La splendida città d’arte è arroccata sui Colli Piacentini, più precisamente sulle prime alture della Val d’Arda, da cui si può ammiare uno splendido paesaggio circostante.
Passeggiando nel centro storico si ha la sensazione di essere in un’altra epoca grazie alla suggestiva atmosfera data dai vicoli stretti in acciottolato, le basse casette color mattone e dalgi splendidi monumenti antichi.
Abbiamo visitato la piazza principale del paese su cui sorge il gruppo absidale della Collegiata caratterizzato da un portico quattrocentesco, il fonte battesimale in pietra e un particolare gioco volumetrico e suggestivo delle quattro absidi.
Splendidi anche la Rocca Viscontea risalente al 1300, fortezza militare con all’interno il museo di vita medievale e il Palazzo del Podestà, del 1200, contraddistinto da due orologi che sovrasta tutto il borgo e le sue vicinanze.

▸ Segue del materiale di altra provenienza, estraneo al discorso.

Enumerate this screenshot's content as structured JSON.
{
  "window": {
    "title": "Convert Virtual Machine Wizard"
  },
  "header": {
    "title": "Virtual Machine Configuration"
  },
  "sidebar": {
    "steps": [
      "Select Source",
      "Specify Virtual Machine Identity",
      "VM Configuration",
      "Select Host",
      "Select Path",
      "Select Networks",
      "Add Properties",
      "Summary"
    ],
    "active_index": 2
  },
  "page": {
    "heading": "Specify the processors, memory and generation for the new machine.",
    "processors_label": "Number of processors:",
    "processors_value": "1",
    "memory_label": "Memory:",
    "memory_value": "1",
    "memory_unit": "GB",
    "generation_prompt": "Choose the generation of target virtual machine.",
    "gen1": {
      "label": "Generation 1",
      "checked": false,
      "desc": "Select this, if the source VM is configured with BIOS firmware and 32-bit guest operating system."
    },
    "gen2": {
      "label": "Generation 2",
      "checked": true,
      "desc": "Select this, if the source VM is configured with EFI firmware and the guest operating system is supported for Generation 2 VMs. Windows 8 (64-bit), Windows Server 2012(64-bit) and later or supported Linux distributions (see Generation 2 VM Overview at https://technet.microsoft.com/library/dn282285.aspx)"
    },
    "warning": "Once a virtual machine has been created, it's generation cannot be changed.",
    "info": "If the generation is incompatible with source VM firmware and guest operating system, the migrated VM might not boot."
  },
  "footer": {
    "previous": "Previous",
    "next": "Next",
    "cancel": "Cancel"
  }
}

A Castell’Arquato, rinomato anche per i suoi salumi, abbiamo acquistato un delizioso culatello, la coppa e il Monterosso, vino tipico della località.
Prima di intraprendere la via del ritorno ci siamo concessi un’ottima cena in un ristorante dove abbiamo gustato i famosi pisarei piacentini, antica ricetta Emiliana i cui ingredienti base sono gnocchi, fagioli, lardo e pomodoro.